A total of 24 hostages - 13 Israelis, 10 Thais and a Filipino, were turned over Friday to the ICRC in Gaza by Hamas, while Israel freed 39 women and children held in its prisons, the Qatari foreign ministry said.
"We are relieved to confirm the safe release of 24 hostages," the ICRC posted on X, formerly known as Twitter. "We have facilitated this release by transporting them from Gaza to the Rafah border."
A convoy of ICRC vehicles was seen crossing the Rafah border from the Gaza Strip into Egypt, as a temporary truce took hold following weeks of fighting.

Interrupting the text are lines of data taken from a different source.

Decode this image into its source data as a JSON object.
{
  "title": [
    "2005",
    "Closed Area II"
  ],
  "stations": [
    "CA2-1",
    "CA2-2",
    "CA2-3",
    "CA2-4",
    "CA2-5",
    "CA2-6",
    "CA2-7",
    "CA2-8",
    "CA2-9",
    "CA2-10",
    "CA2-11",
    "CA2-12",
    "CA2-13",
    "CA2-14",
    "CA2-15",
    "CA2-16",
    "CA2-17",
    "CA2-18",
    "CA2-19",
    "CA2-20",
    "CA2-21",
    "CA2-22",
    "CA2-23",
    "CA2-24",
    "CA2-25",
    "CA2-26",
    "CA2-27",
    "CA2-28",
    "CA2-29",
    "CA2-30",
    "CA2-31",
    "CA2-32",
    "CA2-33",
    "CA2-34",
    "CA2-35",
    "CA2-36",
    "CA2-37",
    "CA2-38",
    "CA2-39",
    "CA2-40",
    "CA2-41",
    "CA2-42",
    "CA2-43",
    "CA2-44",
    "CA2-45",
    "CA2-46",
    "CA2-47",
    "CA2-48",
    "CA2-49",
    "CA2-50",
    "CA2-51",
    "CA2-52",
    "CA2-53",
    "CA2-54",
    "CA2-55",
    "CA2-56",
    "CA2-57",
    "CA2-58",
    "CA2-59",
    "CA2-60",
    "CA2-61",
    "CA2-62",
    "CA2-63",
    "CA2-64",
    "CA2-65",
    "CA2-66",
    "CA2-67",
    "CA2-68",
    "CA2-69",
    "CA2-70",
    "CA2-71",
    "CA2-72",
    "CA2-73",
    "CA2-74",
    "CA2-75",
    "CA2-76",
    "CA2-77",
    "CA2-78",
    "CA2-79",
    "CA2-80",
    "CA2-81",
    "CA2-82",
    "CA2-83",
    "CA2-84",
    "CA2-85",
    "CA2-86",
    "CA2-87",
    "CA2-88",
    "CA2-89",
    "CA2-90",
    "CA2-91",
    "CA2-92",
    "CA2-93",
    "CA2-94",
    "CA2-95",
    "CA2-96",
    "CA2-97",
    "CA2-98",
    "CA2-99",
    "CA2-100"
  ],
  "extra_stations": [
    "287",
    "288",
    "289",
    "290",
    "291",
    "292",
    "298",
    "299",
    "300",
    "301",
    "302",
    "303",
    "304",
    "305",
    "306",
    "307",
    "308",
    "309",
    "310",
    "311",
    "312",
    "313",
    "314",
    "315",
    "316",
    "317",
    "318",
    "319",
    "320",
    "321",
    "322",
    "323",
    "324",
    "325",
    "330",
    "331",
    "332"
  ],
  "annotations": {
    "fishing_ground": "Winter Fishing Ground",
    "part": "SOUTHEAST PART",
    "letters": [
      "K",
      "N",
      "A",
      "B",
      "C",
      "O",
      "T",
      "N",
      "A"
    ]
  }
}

The ICRC said it was not involved in the negotiations to release the hostages and stressed its role was purely to facilitate the agreement.
The ICRC also said it would bring in "additional medical supplies" to be delivered to hospitals in Gaza.
"The deep pain that family members separated from their loved ones feel is indescribable. We are relieved that some will be reunited after long agony," said Fabrizio Carboni, the ICRC's Near and Middle East regional director.
"Our deep desire is for all hostages to be released, and that civilians be shielded from the pain and suffering that armed conflict brings."
Hamas broke through Gaza's militarised border with Israel on October 7 to kill about 1,200 people and seize around 240 Israeli and foreign hostages, according to Israeli officials.
Israel's retaliatory air, artillery and naval strikes alongside a ground offensive have killed about 15,000 people, the Hamas government in Gaza says.
At the end of October, the ICRC also facilitated the release of four hostages held in Gaza.
During the four-day truce that began Friday, at least 50 hostages are expected to be freed, leaving an estimated 190 in the hands of Palestinian militants.
In exchange, 150 Palestinians prisoners are expected to be released.
The ICRC said that all hostages and detainees must be treated with humanity, and that humanitarian principles had to be respected at all times, including during the releases and transfers.